We at TAE are not failing to recognize in our arguments either resource limits or recent demand history in the BRIC countries. However, we are firmly of the opinion that it is primarily money rather than natural resources that we and others will find ourselves acutely short of over the next few years. Beyond that, we can expect resource limits to reassert themselves. In volatile times, different factors can become limiting at different times, and relative values can change almost overnight. The key is to anticipate these moves, which is far more challenging than merely extrapolating current trends into the future, as many analysts commonly do.

The second condition Mr Martenson cites is that money, including credit that would normally be used to buy commodities, has to shrink. His objection is that:

This explanation is especially problematic for me when it is used in an overly broad way by lumping all credit market debt into a single spot and then saying, "There. Look. It's fallen. Credit is down, and that's deflationary."....(Hey, credit has to be paid back at some point, right? So it's roughly neutral over the long haul.) 

As I pointed out previously, credit contraction is not deflationary, it IS deflation by definition. We not only regard this as inevitable, we would argue that it is already well underway. Credit began to contract in 2008 for the first time since WWII. Although it has bounced back to some extent with the rally from March 2009, it has not regained its peak. Now that the larger downward trend has resumed, we can expect credit contraction to reflect this, following a time lag for the contraction to appear in the data.

To argue that credit is neutral, since it has to be paid back at some point, is to miss an enormous impact between the begging of a credit expansion and the end of its aftermath. Credit has the effect of bringing demand forward and then crashing it thereafter.

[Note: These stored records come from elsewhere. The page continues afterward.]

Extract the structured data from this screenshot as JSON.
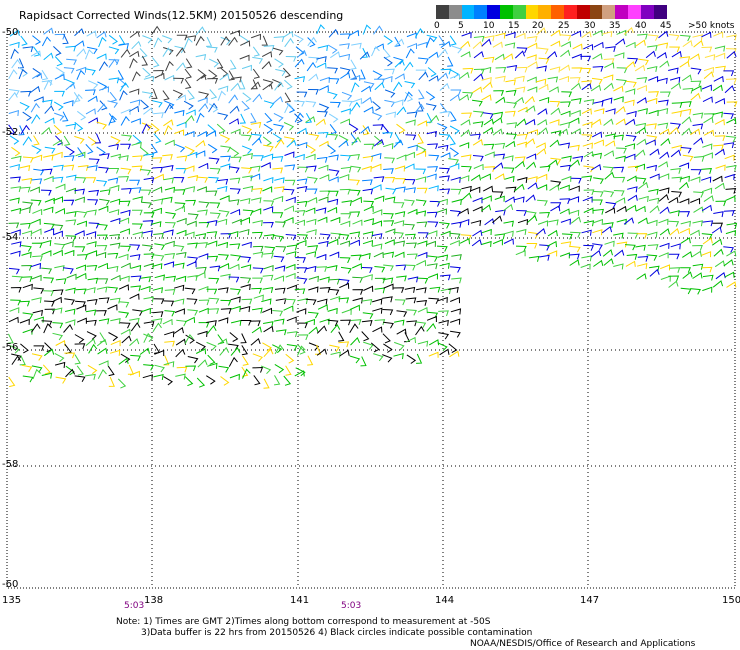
{
  "title": "Rapidsact Corrected Winds(12.5KM) 20150526 descending",
  "colorbar": {
    "colors": [
      "#404040",
      "#8c8c8c",
      "#00b4ff",
      "#0080ff",
      "#0000e0",
      "#00c000",
      "#40d040",
      "#ffd700",
      "#ffb000",
      "#ff6000",
      "#ff2020",
      "#c00000",
      "#8b4513",
      "#d0a080",
      "#c000c0",
      "#ff40ff",
      "#8000c0",
      "#400080"
    ],
    "labels": [
      "0",
      "5",
      "10",
      "15",
      "20",
      "25",
      "30",
      "35",
      "40",
      "45",
      ">50 knots"
    ]
  },
  "lat_labels": [
    "-50",
    "-52",
    "-54",
    "-56",
    "-58",
    "-60"
  ],
  "lon_labels": [
    "135",
    "138",
    "141",
    "144",
    "147",
    "150"
  ],
  "time_labels": [
    "5:03",
    "5:03"
  ],
  "notes": [
    "Note: 1) Times are GMT 2)Times along bottom correspond to measurement at -50S",
    "3)Data buffer is 22 hrs from 20150526 4) Black circles indicate possible contamination",
    "NOAA/NESDIS/Office of Research and Applications"
  ]
}
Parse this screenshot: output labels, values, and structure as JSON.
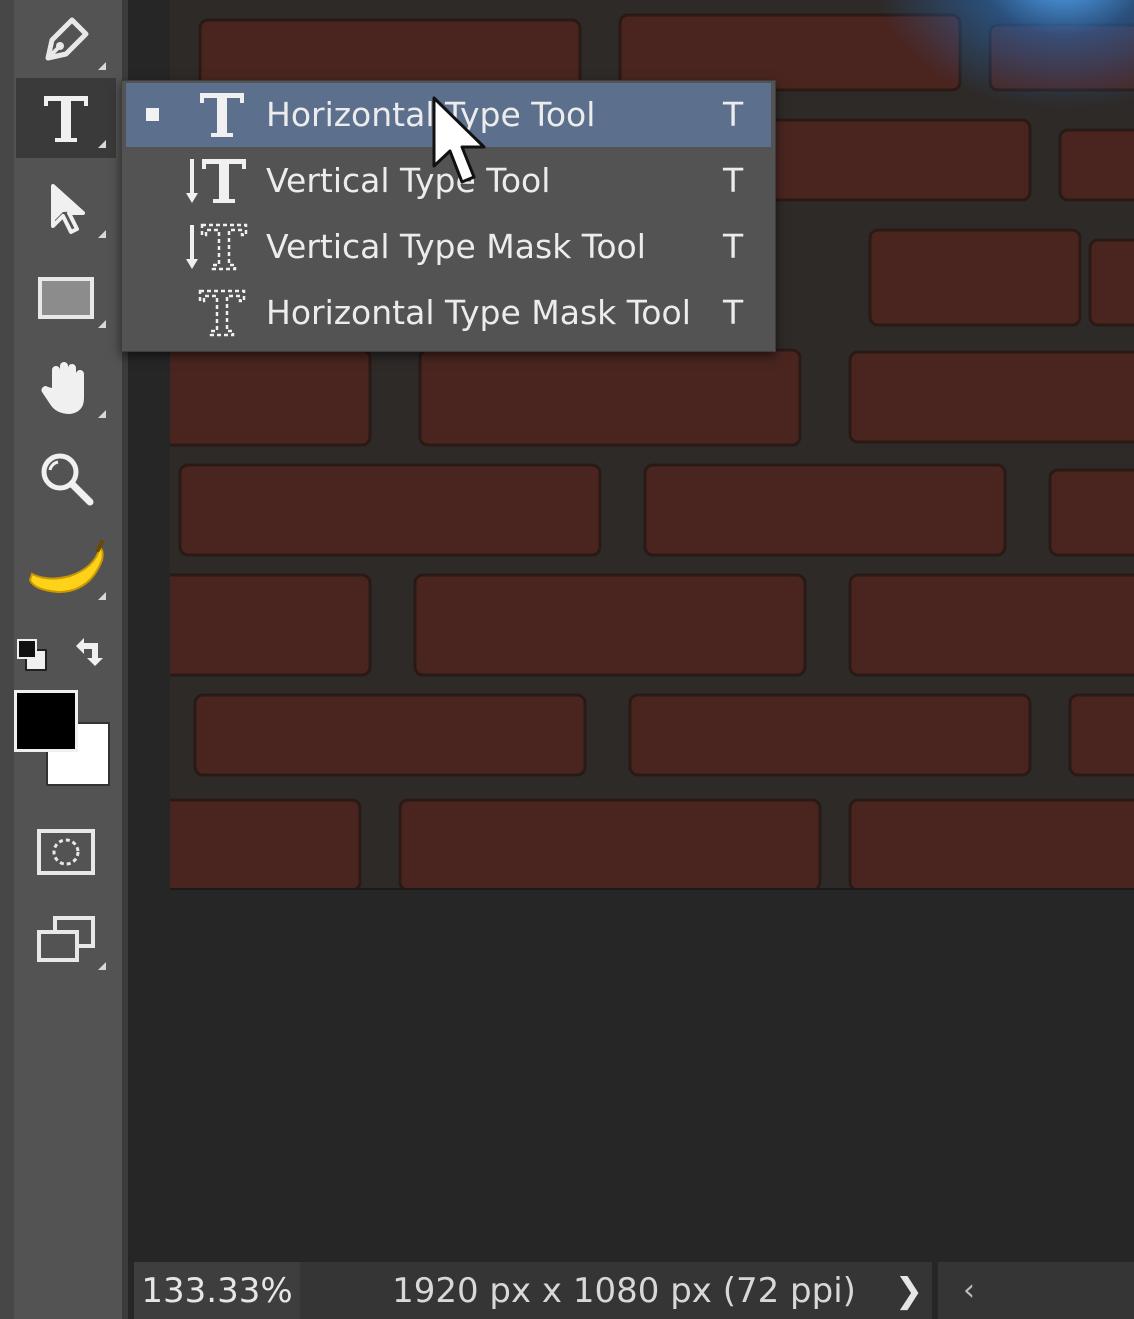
{
  "toolbar": {
    "tools": [
      {
        "name": "pen-tool",
        "icon": "pen-icon"
      },
      {
        "name": "type-tool",
        "icon": "type-icon",
        "active": true
      },
      {
        "name": "path-selection-tool",
        "icon": "arrow-icon"
      },
      {
        "name": "rectangle-tool",
        "icon": "rectangle-icon"
      },
      {
        "name": "hand-tool",
        "icon": "hand-icon"
      },
      {
        "name": "zoom-tool",
        "icon": "magnifier-icon"
      },
      {
        "name": "extra-tools",
        "icon": "banana-icon"
      }
    ],
    "foreground_color": "#000000",
    "background_color": "#ffffff"
  },
  "flyout": {
    "items": [
      {
        "label": "Horizontal Type Tool",
        "shortcut": "T",
        "selected": true,
        "icon": "horizontal-type-icon"
      },
      {
        "label": "Vertical Type Tool",
        "shortcut": "T",
        "selected": false,
        "icon": "vertical-type-icon"
      },
      {
        "label": "Vertical Type Mask Tool",
        "shortcut": "T",
        "selected": false,
        "icon": "vertical-type-mask-icon"
      },
      {
        "label": "Horizontal Type Mask Tool",
        "shortcut": "T",
        "selected": false,
        "icon": "horizontal-type-mask-icon"
      }
    ]
  },
  "status": {
    "zoom": "133.33%",
    "doc_info": "1920 px x 1080 px (72 ppi)",
    "next_label": "❯",
    "prev_label": "‹"
  },
  "colors": {
    "toolbar_bg": "#535353",
    "menu_highlight": "#5c6f8c",
    "canvas_bg": "#262626",
    "brick": "#5a2a22"
  }
}
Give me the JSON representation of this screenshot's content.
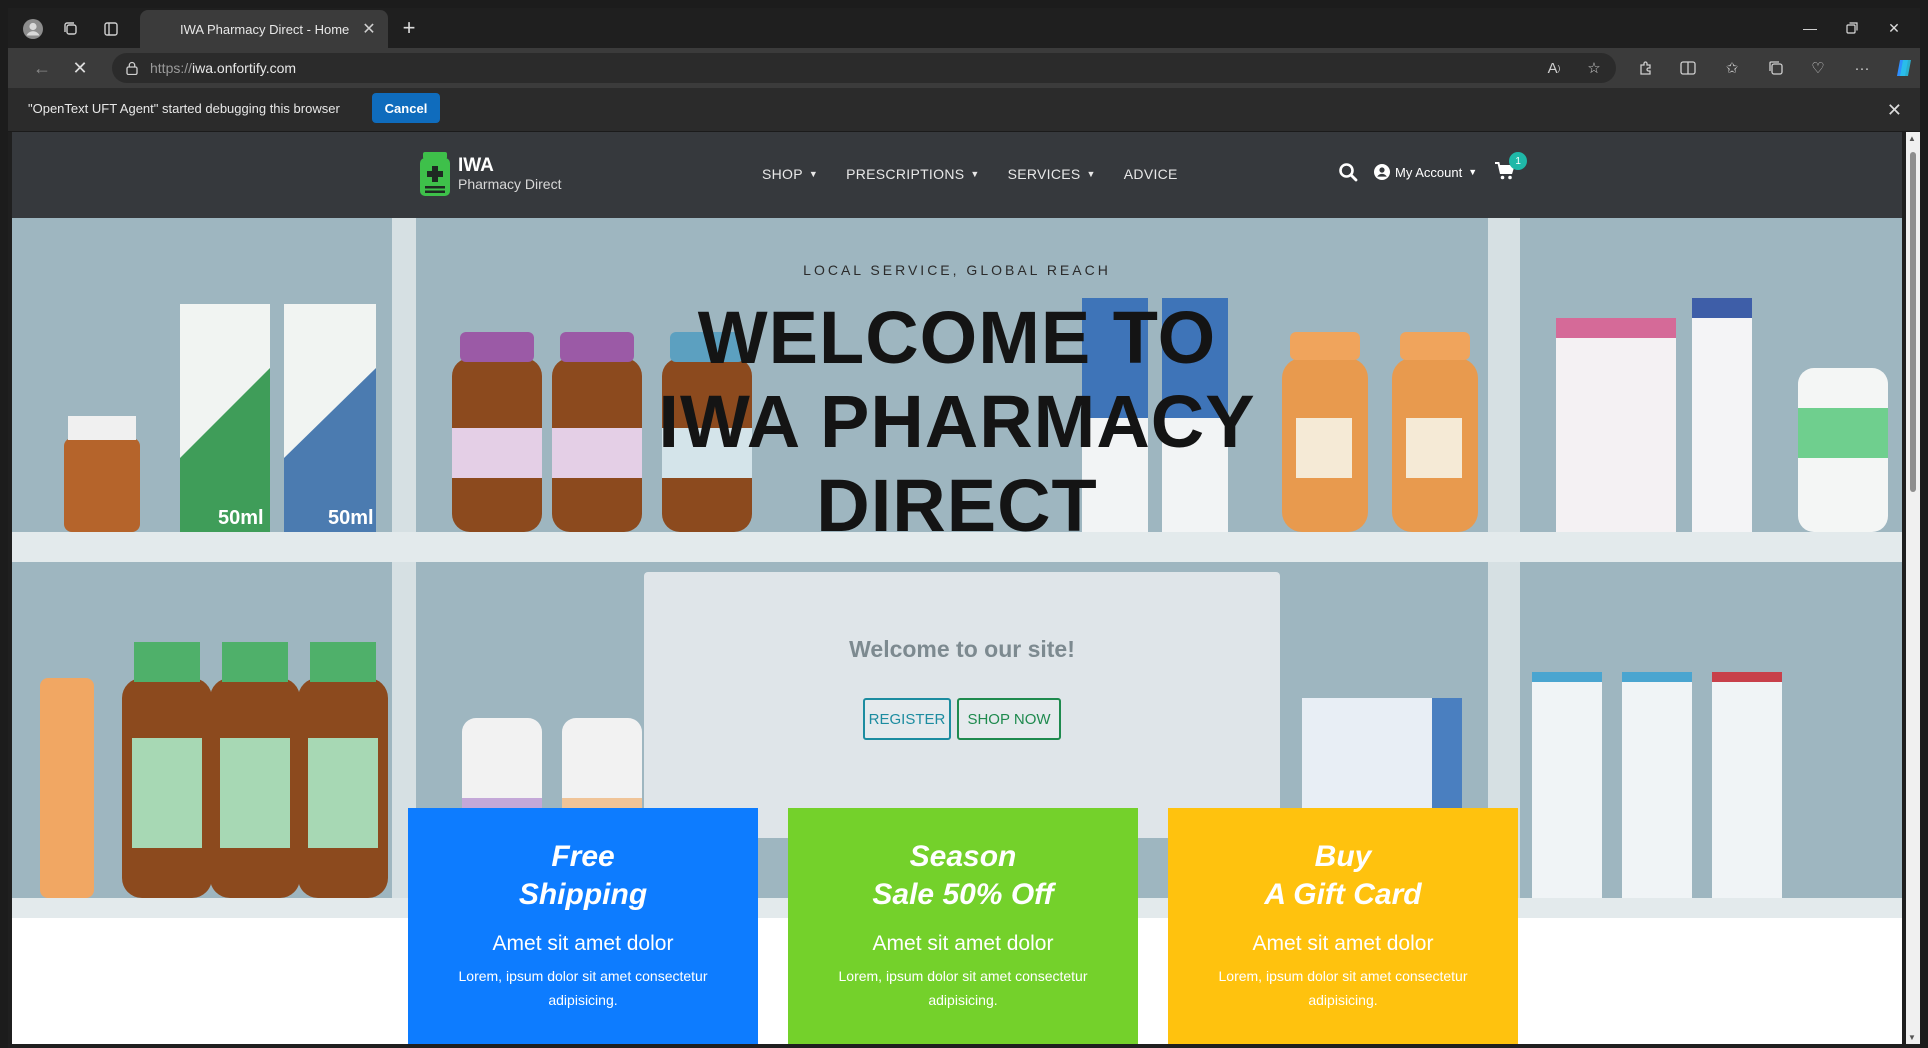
{
  "browser": {
    "tab_title": "IWA Pharmacy Direct - Home",
    "url_prefix": "https://",
    "url_host": "iwa.onfortify.com",
    "infobar_text": "\"OpenText UFT Agent\" started debugging this browser",
    "infobar_cancel": "Cancel"
  },
  "site": {
    "logo_name": "IWA",
    "logo_sub": "Pharmacy Direct",
    "nav": [
      {
        "label": "SHOP",
        "has_caret": true
      },
      {
        "label": "PRESCRIPTIONS",
        "has_caret": true
      },
      {
        "label": "SERVICES",
        "has_caret": true
      },
      {
        "label": "ADVICE",
        "has_caret": false
      }
    ],
    "caret_glyph": "▼",
    "account_label": "My Account",
    "cart_count": "1"
  },
  "hero": {
    "kicker": "LOCAL SERVICE, GLOBAL REACH",
    "title_lines": [
      "WELCOME TO",
      "IWA PHARMACY",
      "DIRECT"
    ],
    "welcome_title": "Welcome to our site!",
    "register_label": "REGISTER",
    "shop_now_label": "SHOP NOW"
  },
  "cards": [
    {
      "title_1": "Free",
      "title_2": "Shipping",
      "subtitle": "Amet sit amet dolor",
      "text": "Lorem, ipsum dolor sit amet consectetur adipisicing.",
      "color": "#0d7cff"
    },
    {
      "title_1": "Season",
      "title_2": "Sale 50% Off",
      "subtitle": "Amet sit amet dolor",
      "text": "Lorem, ipsum dolor sit amet consectetur adipisicing.",
      "color": "#74d12b"
    },
    {
      "title_1": "Buy",
      "title_2": "A Gift Card",
      "subtitle": "Amet sit amet dolor",
      "text": "Lorem, ipsum dolor sit amet consectetur adipisicing.",
      "color": "#ffc20e"
    }
  ],
  "colors": {
    "header_bg": "#36393d",
    "hero_bg": "#9eb6c0",
    "browser_accent": "#0f6cbd"
  }
}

The effect may be neutral if one takes a sufficiently long term view, but that view would have to cover several decades of tremendous boom and bust. Averaging that out over such a period of time would be to miss the largest factor influencing commodity prices for a century, or indeed perhaps in history, and that seems highly counter-productive to the effort of understanding what is happening and why, and how it will play out from here.

The collapse of the Ponzi credit expansion of the last thirty years will crash the effective money supply, given that credit represents the vast majority of that money supply today. Credit represents excess claims to underlying real wealth. During the bubble expansion phase, the increase in claims to wealth greatly outstrips any growth in real wealth. The flip side of credit expansion is debt, hence during a credit expansion, debt becomes less and less well collateralized, and the real economy more and more hollowed out as a result. 

The blinding optimism characteristic of expansion keeps people from noting this fact until it is far too late to prevent a debt implosion that will proceed at least until the small amount of remaining debt is acceptably collateralized to the few remaining creditors.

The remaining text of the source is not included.